6.2. Testing the Forwarding Guide

We then test the performance of the forwarding guide and compare its performance with that of the classic Aloha protocol. The distribution of slots is as in Section 6.1. Assume Node 24 detects a target at a random time and needs to report this message to node 0, i.e., the base station. Without losing generality, during transmission of the message, other nodes will not keep silent because they need to exchange information, such as sending a message packet to check the connectivity of the network or message packets generated by other nodes.

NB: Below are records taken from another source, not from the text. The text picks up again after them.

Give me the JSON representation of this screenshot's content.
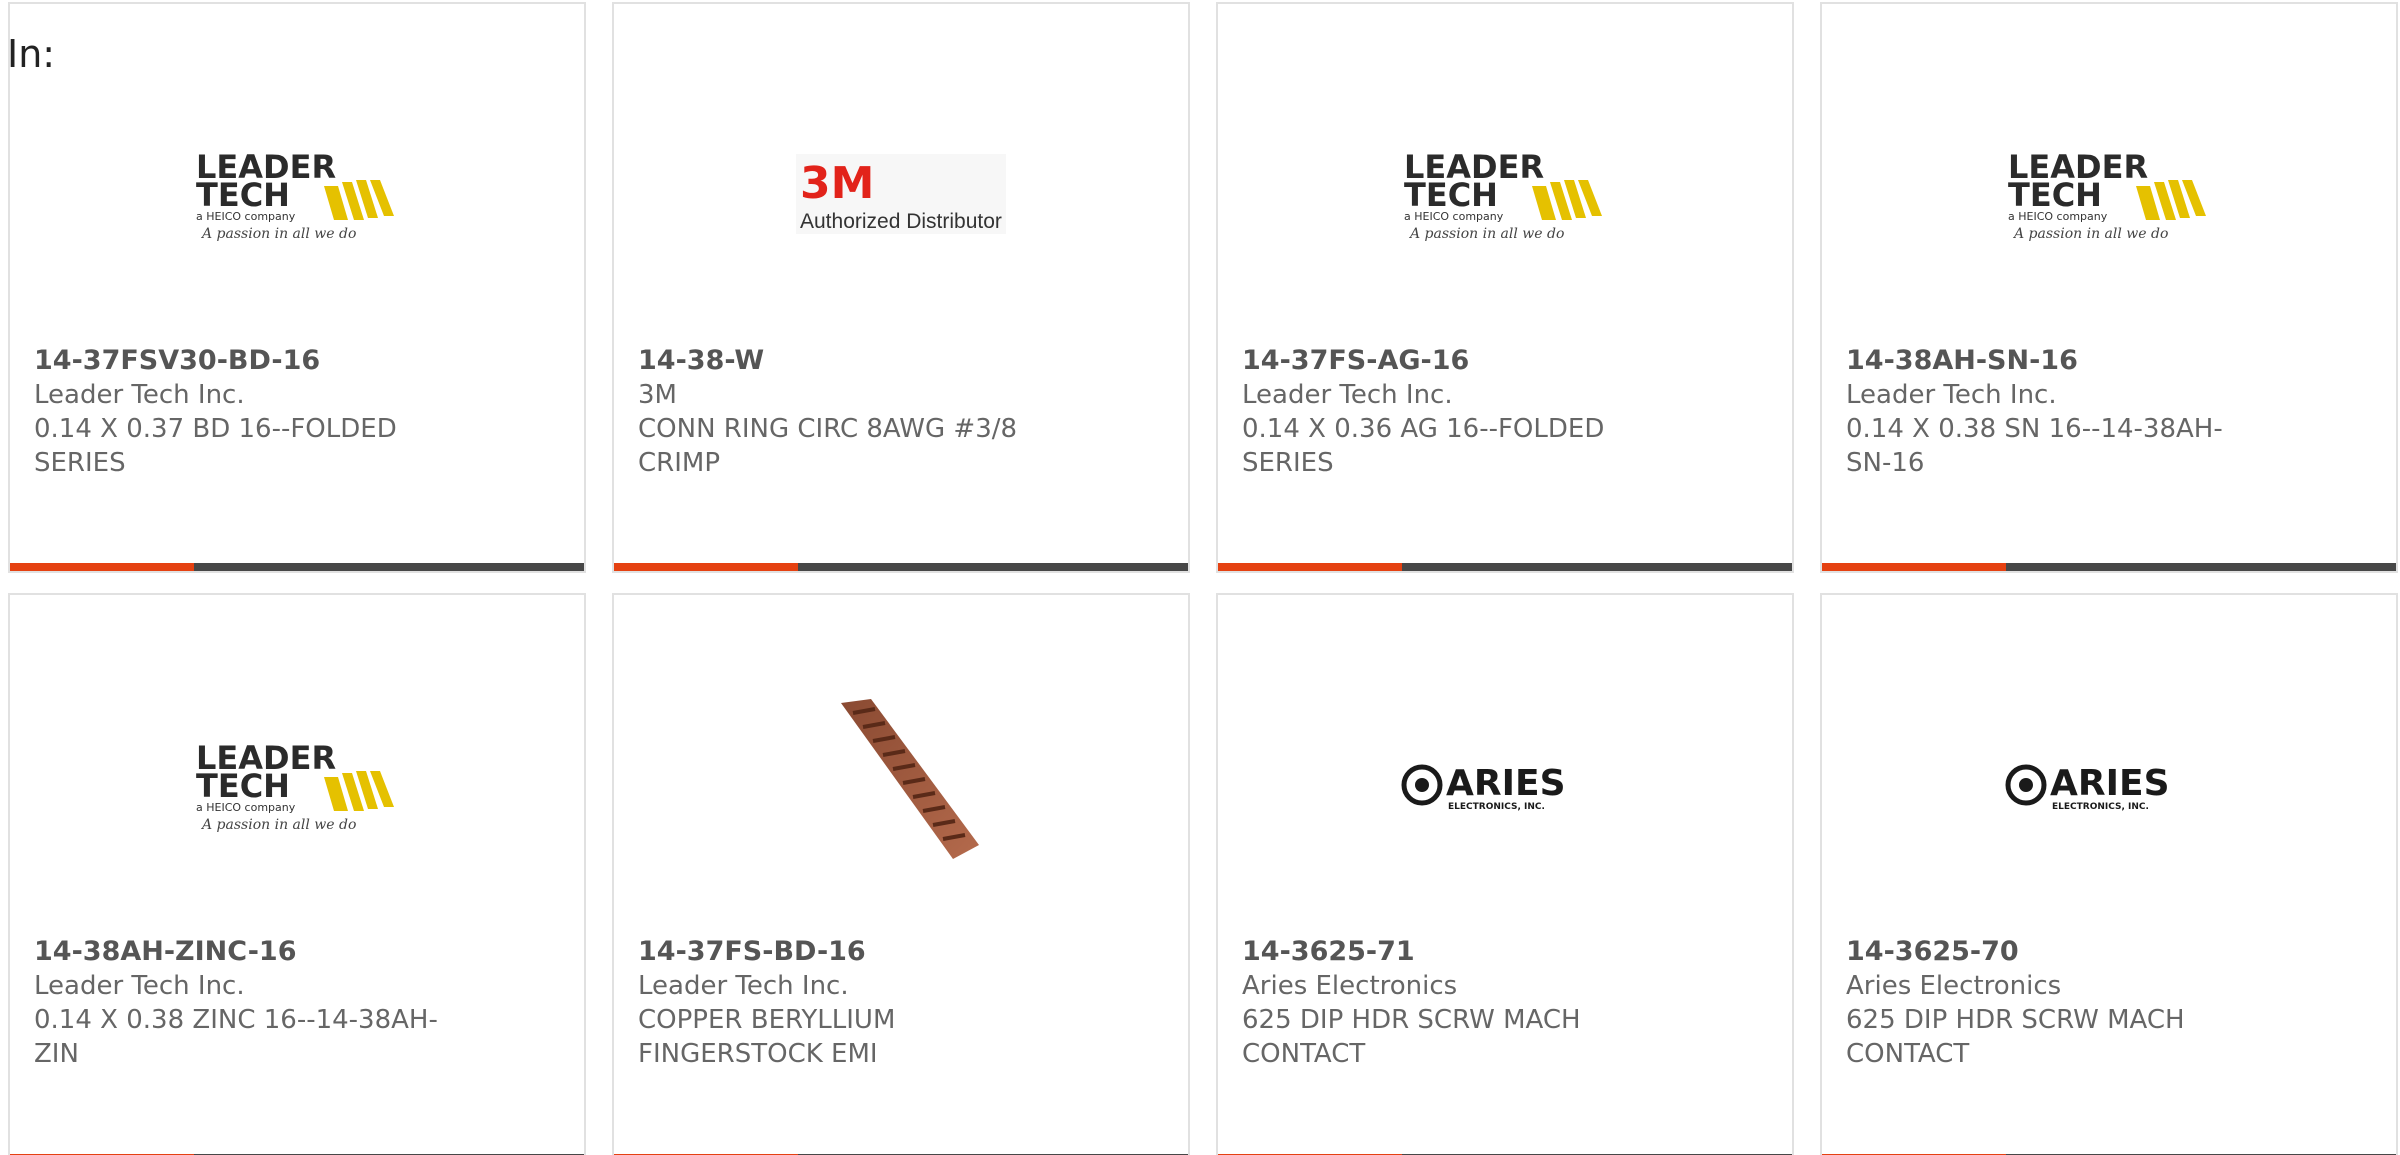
{
  "filter": {
    "label": "In:"
  },
  "colors": {
    "accent": "#e54111",
    "bar": "#474747",
    "border": "#e1e1e1"
  },
  "cards": [
    {
      "part": "14-37FSV30-BD-16",
      "manufacturer": "Leader Tech Inc.",
      "description": "0.14 X 0.37 BD 16--FOLDED SERIES",
      "logo": "leader-tech-logo"
    },
    {
      "part": "14-38-W",
      "manufacturer": "3M",
      "description": "CONN RING CIRC 8AWG #3/8 CRIMP",
      "logo": "3m-authorized-distributor-logo",
      "logo_text": {
        "mark": "3M",
        "caption": "Authorized Distributor"
      }
    },
    {
      "part": "14-37FS-AG-16",
      "manufacturer": "Leader Tech Inc.",
      "description": "0.14 X 0.36 AG 16--FOLDED SERIES",
      "logo": "leader-tech-logo"
    },
    {
      "part": "14-38AH-SN-16",
      "manufacturer": "Leader Tech Inc.",
      "description": "0.14 X 0.38 SN 16--14-38AH-SN-16",
      "logo": "leader-tech-logo"
    },
    {
      "part": "14-38AH-ZINC-16",
      "manufacturer": "Leader Tech Inc.",
      "description": "0.14 X 0.38 ZINC 16--14-38AH-ZIN",
      "logo": "leader-tech-logo"
    },
    {
      "part": "14-37FS-BD-16",
      "manufacturer": "Leader Tech Inc.",
      "description": "COPPER BERYLLIUM FINGERSTOCK EMI",
      "logo": "fingerstock-photo"
    },
    {
      "part": "14-3625-71",
      "manufacturer": "Aries Electronics",
      "description": "625 DIP HDR SCRW MACH CONTACT",
      "logo": "aries-electronics-logo"
    },
    {
      "part": "14-3625-70",
      "manufacturer": "Aries Electronics",
      "description": "625 DIP HDR SCRW MACH CONTACT",
      "logo": "aries-electronics-logo"
    }
  ],
  "logos": {
    "leader_tech": {
      "line1": "LEADER",
      "line2": "TECH",
      "tagline1": "a HEICO company",
      "tagline2": "A passion in all we do"
    },
    "aries": {
      "name": "ARIES",
      "sub": "ELECTRONICS, INC."
    }
  }
}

We compare the performance of our forwarding guide with that of the classic Aloha protocol. For our forwarding guide, the communication table is the one generated in Section 6.1. According to the analysis of the slot distributor, the communication table finally generated features each node occupying at least one slot. Thus, the exchanging of information by other nodes will not bother the transmission of the message packet from Node 24. However, for the classic Aloha protocol, if other nodes do not need to exchange information, they can keep silent. As we assume nodes always need to exchange information, we set each node with the same probability of broadcasting a message. As the time for message propagation is related to the probability of a node sending a message packet at a slot, we test the situation with sending probability $p=0.1,0.2,0.3,0.4$. For each setting, we repeat the experiment 20 times. The result is shown in Figure 14.

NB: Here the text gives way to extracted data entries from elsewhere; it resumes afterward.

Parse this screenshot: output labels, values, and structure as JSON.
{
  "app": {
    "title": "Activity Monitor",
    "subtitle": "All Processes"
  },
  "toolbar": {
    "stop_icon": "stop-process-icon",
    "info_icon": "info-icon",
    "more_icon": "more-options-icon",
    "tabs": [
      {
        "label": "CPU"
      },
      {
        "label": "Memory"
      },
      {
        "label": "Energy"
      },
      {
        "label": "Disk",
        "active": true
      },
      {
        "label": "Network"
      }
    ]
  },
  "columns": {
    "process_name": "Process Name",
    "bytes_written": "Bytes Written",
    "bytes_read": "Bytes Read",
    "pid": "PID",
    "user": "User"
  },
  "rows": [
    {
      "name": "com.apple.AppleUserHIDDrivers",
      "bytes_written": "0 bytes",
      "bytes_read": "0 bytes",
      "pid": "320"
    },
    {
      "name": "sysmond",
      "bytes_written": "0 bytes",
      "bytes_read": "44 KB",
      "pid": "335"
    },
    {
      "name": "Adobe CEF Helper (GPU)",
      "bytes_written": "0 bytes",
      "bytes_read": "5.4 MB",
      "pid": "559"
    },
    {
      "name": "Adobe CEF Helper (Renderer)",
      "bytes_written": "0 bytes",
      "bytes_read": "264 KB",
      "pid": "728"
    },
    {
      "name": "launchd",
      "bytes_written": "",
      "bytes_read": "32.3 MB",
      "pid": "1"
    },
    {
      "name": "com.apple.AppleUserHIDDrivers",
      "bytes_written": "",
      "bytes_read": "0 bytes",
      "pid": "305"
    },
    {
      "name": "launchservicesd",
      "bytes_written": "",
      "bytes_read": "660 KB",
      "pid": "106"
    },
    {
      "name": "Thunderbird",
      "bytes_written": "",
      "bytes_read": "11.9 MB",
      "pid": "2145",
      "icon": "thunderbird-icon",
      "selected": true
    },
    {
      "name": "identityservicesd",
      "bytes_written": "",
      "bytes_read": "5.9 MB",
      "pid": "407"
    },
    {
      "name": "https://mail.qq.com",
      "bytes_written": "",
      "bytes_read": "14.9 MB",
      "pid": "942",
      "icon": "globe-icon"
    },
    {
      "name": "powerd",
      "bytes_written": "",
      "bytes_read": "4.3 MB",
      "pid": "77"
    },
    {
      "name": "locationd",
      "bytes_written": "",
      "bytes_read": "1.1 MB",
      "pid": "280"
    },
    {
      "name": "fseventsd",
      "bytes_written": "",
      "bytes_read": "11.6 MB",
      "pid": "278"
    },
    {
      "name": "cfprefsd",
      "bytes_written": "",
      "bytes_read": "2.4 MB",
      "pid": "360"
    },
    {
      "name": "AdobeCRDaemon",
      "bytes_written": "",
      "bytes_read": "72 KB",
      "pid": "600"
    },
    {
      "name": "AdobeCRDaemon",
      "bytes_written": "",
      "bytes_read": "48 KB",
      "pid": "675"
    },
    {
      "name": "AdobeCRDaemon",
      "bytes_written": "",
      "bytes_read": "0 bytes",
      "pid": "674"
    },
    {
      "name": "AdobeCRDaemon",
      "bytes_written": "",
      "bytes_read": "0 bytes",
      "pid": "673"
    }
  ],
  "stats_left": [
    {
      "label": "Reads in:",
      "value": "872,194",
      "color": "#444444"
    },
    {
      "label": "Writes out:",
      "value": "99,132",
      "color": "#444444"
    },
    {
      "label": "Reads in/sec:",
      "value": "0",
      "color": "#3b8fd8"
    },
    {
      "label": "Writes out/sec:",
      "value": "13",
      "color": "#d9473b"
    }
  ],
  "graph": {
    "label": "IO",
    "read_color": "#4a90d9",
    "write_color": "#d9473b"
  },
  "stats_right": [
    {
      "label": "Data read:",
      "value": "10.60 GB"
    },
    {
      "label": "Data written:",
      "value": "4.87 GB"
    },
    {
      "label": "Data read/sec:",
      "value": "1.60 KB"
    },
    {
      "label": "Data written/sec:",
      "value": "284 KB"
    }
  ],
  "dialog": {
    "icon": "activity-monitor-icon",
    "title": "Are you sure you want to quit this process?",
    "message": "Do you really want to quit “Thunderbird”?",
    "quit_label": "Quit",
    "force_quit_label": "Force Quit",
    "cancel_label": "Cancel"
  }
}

In Figure 14, we measure the time needed to send the message packet from Node 24 to Node 0 with the number of slots. We highlight the performance of our forwarding guide in red, while that of the classic Aloha protocol is in blue. It is shown that it takes 30 slots on average to relay a message packet from the node farthest from the base station to its destination. However, for the Aloha protocol, it takes at least 40 slots for the message packet to reach its destination, around 30% longer than that of our forwarding guide. Further, the variation of our forwarding guide is smaller than that of the Aloha protocol with different sending probabilities, indicating that our forwarding guide performs not only better but also more steadily. Additionally, with the increase of p, the time spent by the Aloha protocol shows a tendency to first decrease and then increase. This is because when the p is small, the probability of a node speaking is too small, such that a node needs to wait a long time before sending a message. When the p is big, the chance of communication collision increases, extending the time for the message to reach its destination successfully in return. This implies that with the Aloha protocol, the sending probability needs to be set carefully to get the best performance. Meanwhile, our forwarding guide has no parameters that need to be adjusted, making it easier to be adopted in an application.

7. Conclusions

In this paper, we propose a method to coordinate message transmission in a large-scale wireless underwater sensor network. The coordinator consists of a slot distributor, which provides each node with the slots it should occupy, and a forwarding guide, which indicates the next node to relay the message packet. As a result, with the communication coordinator, the communication process can be coordinated in a self-organized way, and it fits for networks consisting of a large number of randomly deployed nodes. The network can converge to the state without communication collision, and the coordinate information will not use many communication resources, which fits for underwater acoustic communication. The message can be transmitted to the base station following the shortest path defined with expected waits, outperforming the Aloha protocol.

The main shortcoming of the current method is that we are using a fixed-length TDMA framework. Thus, the frame length will grow with the addition of nodes to the network. This problem can be solved with a dynamic-length TDMA framework, and that is what we are working on at present.